Chairman of the Revolutionary Committee
- In office December 17, 1967 – December 20, 1967
- Preceded by: Christophe Soglo (as president)
- Succeeded by: Maurice Kouandété

Personal details
- Born: June 24, 1929 Porto-Novo, Dahomey
- Died: May 3, 1998 (aged 68) Cotonou, Benin
- Occupation: Military officer

= Jean-Baptiste Hachème =

Beninese military officer and politician (1929–1998)

Jean-Baptiste Hachème (June 24, 1929 – May 3, 1998) was a Beninese military officer and politician. He was most active when his country was known as Dahomey. Of Fon origins, he entered the national political stage in 1963, when he quelled riots started by supporters of former president Hubert Maga. Henceforth he served under various government positions, including briefly the office of Chairman of the Revolutionary Committee.

He was dismissed from the army twice, mainly due to his residence in the south. Hachème was brought back shortly thereafter on both occasions, being assigned small or largely non-functioning positions. Along with Alphonse Alley and Pascal Chabi Kao, Hachème was accused of planning a coup against President Mathieu Kérékou on February 28, 1973 and was imprisoned with 20 years of hard labor. He was released in 1984.

==Military career==
Hachème was of Fon origins and was born in Porto Novo. After entering the military, he attained the rank of major. He entered the national political stage in 1963, when he quelled riots trying to bring former president Hubert Maga back into power at his hometown, Parakou. Academic Samuel Decalo described Hachème's crushing of the demonstrations as "brutal".

His rise to power occurred during a period of intense regionalism in Dahomey. They were spurred by the historical resentment shared by members of the former kingdoms of Abomey, Porto Novo, and disorganised tribes from the north. Its result was the creation of three de facto tribal zones: the north, southeast, and southwest. This regionalism permeated into the armed forces, compounded by divisions of officers into cliques based on education. Hachème was a member of what Decalo called the Abomey clique, which also included prominent officers Philippe Aho, Benoit Sinzogan, and Benoit Adandejan.

He was briefly head of the Comite Militare de Vigilance in 1967, which was set up to administer President Christophe Soglo's regime. When Maurice Kouandete seized the presidency later that year, Hachème was appointed chairman of his interim government, the Comite Militaire Revolutionaire, and served as Chairman of the Revolutionary Committee from December 17, 1967 to December 20, 1967. Emile Derlin Zinsou was appointed president in August 1968, and with the act the Comite lost its value and was dismissed.
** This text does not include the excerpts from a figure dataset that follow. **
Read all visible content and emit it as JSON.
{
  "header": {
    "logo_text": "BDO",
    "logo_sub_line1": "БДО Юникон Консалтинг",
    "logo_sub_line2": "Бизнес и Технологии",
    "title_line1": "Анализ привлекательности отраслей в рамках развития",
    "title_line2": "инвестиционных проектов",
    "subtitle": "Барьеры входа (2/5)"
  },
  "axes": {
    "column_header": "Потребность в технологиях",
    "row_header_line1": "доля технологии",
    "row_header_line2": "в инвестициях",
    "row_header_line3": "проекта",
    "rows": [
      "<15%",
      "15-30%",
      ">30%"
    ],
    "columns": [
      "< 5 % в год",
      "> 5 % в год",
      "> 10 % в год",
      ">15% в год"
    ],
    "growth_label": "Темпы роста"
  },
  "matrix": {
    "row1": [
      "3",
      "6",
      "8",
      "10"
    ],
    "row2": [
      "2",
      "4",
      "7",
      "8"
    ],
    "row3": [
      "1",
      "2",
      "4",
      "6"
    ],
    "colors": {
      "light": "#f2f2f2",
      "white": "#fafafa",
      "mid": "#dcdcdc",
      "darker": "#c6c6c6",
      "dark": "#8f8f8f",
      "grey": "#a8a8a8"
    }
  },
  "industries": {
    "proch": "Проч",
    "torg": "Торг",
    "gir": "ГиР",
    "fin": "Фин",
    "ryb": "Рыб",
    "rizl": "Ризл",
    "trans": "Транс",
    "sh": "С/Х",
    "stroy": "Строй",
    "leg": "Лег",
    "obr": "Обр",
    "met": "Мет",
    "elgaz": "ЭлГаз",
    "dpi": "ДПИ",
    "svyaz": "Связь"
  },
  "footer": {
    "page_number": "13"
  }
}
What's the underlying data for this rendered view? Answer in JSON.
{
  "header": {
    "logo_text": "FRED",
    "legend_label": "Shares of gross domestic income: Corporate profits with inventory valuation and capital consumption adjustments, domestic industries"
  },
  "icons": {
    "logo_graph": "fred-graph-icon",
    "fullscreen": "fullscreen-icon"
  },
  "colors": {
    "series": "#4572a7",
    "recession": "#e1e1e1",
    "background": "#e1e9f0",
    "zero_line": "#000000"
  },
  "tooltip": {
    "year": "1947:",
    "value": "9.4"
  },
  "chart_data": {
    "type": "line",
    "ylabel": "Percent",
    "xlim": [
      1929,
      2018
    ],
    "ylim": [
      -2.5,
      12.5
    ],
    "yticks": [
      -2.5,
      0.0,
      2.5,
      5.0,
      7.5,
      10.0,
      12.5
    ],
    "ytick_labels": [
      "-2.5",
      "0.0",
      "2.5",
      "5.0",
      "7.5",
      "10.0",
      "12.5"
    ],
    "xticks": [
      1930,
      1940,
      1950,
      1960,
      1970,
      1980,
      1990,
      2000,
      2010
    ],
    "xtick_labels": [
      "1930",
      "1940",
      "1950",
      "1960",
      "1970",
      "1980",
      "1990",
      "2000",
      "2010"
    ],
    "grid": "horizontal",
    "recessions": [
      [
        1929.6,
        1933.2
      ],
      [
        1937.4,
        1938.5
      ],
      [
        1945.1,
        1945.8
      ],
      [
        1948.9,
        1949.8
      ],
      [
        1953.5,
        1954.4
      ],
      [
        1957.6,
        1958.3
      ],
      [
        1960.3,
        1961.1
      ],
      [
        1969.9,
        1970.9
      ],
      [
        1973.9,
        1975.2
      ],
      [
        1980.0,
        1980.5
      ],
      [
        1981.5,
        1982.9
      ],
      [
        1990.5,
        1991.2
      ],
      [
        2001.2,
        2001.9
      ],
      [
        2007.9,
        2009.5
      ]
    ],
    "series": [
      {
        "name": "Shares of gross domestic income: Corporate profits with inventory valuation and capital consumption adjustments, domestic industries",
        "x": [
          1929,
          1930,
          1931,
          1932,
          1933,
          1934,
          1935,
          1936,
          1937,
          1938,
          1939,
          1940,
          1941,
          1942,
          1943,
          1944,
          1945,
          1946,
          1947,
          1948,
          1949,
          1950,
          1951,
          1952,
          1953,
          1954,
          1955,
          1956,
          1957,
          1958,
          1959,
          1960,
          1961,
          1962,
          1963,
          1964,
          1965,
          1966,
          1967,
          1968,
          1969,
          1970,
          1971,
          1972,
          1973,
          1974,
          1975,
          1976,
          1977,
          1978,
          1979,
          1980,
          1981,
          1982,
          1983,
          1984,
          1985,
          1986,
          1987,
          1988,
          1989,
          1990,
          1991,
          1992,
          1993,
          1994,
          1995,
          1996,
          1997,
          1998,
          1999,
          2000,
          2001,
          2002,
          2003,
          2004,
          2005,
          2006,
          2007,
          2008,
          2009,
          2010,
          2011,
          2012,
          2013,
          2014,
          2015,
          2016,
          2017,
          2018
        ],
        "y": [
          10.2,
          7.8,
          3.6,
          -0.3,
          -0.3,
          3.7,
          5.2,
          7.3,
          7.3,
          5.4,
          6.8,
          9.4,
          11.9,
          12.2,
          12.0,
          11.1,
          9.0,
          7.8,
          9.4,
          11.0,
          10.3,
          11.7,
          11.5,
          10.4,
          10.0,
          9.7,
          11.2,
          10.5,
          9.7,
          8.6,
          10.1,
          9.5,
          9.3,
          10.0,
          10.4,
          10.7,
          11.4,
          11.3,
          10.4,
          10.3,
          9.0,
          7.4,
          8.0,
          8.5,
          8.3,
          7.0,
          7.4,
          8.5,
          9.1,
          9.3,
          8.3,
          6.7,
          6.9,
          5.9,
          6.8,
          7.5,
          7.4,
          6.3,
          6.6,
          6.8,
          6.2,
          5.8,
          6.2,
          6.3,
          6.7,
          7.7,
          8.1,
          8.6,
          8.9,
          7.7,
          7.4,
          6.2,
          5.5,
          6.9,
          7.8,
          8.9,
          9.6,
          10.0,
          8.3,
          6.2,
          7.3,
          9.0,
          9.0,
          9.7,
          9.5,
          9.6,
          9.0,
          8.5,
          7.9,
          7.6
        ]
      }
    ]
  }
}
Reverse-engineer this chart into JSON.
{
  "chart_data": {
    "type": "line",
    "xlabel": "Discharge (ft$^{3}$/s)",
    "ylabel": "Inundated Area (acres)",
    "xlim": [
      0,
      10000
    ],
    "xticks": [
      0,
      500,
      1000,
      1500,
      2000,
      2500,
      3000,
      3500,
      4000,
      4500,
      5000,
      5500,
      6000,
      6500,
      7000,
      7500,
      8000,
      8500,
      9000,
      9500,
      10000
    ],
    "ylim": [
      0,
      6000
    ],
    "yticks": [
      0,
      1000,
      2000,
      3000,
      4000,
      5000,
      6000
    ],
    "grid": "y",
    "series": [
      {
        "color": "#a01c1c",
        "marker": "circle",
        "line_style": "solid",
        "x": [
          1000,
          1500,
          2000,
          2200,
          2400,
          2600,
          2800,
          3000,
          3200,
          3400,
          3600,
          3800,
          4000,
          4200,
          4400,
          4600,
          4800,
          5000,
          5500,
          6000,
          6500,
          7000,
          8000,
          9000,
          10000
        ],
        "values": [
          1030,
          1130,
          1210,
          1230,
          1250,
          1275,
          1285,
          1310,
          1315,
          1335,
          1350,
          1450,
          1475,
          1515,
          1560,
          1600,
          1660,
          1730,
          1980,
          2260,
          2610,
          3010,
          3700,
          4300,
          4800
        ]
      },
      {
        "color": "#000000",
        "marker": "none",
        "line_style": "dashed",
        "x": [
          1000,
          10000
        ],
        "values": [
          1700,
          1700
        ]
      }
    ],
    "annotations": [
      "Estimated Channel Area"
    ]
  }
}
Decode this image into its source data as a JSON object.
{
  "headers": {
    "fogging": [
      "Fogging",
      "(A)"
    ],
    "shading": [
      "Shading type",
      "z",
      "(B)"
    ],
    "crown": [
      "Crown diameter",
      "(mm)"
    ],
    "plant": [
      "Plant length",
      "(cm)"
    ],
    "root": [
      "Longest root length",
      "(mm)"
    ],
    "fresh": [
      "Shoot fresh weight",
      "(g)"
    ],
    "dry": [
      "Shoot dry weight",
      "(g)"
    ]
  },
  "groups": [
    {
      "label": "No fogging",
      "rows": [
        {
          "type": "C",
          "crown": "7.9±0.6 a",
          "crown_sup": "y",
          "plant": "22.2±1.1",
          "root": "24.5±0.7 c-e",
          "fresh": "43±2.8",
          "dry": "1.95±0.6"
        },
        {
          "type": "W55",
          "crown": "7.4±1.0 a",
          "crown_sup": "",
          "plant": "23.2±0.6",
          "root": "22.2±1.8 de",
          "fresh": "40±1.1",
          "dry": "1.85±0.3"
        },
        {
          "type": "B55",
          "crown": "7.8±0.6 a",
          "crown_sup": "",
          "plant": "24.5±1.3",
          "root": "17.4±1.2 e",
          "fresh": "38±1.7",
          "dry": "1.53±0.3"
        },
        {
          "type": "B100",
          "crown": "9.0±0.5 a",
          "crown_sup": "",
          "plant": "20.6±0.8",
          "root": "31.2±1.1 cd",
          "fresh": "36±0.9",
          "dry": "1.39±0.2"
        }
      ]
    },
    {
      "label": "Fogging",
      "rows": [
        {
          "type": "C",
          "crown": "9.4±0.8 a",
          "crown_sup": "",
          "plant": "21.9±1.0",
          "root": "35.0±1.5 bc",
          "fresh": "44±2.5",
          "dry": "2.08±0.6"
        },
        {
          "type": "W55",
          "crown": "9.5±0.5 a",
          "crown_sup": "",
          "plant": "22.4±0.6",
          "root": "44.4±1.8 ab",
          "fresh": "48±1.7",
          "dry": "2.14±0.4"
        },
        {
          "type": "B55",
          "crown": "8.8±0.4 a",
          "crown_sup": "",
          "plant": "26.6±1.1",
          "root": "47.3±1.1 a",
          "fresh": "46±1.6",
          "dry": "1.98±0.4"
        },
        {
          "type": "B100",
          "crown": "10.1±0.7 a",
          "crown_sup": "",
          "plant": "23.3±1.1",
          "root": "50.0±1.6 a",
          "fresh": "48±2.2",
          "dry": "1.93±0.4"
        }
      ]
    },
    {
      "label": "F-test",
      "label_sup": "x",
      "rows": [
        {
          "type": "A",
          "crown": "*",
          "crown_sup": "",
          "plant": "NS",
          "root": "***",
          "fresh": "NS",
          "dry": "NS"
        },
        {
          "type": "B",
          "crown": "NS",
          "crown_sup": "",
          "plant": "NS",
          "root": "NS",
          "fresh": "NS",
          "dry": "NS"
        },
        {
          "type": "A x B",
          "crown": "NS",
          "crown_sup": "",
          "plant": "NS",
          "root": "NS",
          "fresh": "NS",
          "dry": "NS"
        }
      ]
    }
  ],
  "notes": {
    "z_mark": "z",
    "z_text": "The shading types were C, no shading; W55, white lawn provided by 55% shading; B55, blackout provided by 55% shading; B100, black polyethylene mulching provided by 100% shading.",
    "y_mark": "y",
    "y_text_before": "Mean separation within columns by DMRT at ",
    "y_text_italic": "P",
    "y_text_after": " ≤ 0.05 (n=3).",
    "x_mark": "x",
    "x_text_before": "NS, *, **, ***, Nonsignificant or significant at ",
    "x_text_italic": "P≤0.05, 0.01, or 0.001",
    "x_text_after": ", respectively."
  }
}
Hachème, however, did not witness the dissolution of the Comite. Alleged to have plotted against Kouandete and Alphonse Alley, Hachème was expelled from the armed forces in January when many southern soldiers were removed, though was brought back shortly afterwards. In mid-1970, Hachème was chosen to be the chief of staff of the Service Civique, a command whose officers did not see service. The Civique was, rather, more agricultural in nature, and served several other roles. Captain Pierre Kadjo Koffi was named his assistant.

==Later life==
In October 1972, when Mathieu Kérékou led a coup and seized power, Hachème was again dismissed from the army as well as every other senior officer from the south. He was instead given the post of Commissioner of Dahomey's Ceramic Crafts (SONAC), a role with very little responsibility. Along with Alley and Pascal Chabi Kao, Hachème was accused of planning a coup against Kérékou on February 28, 1973 and was imprisoned with 20 years of hard labor. Hachème was released on amnesty on August 1, 1984, as well as all other political detainees besides those involved in the "ignoble and barbarous imperialist armed aggression of Sunday, January 17, 1977."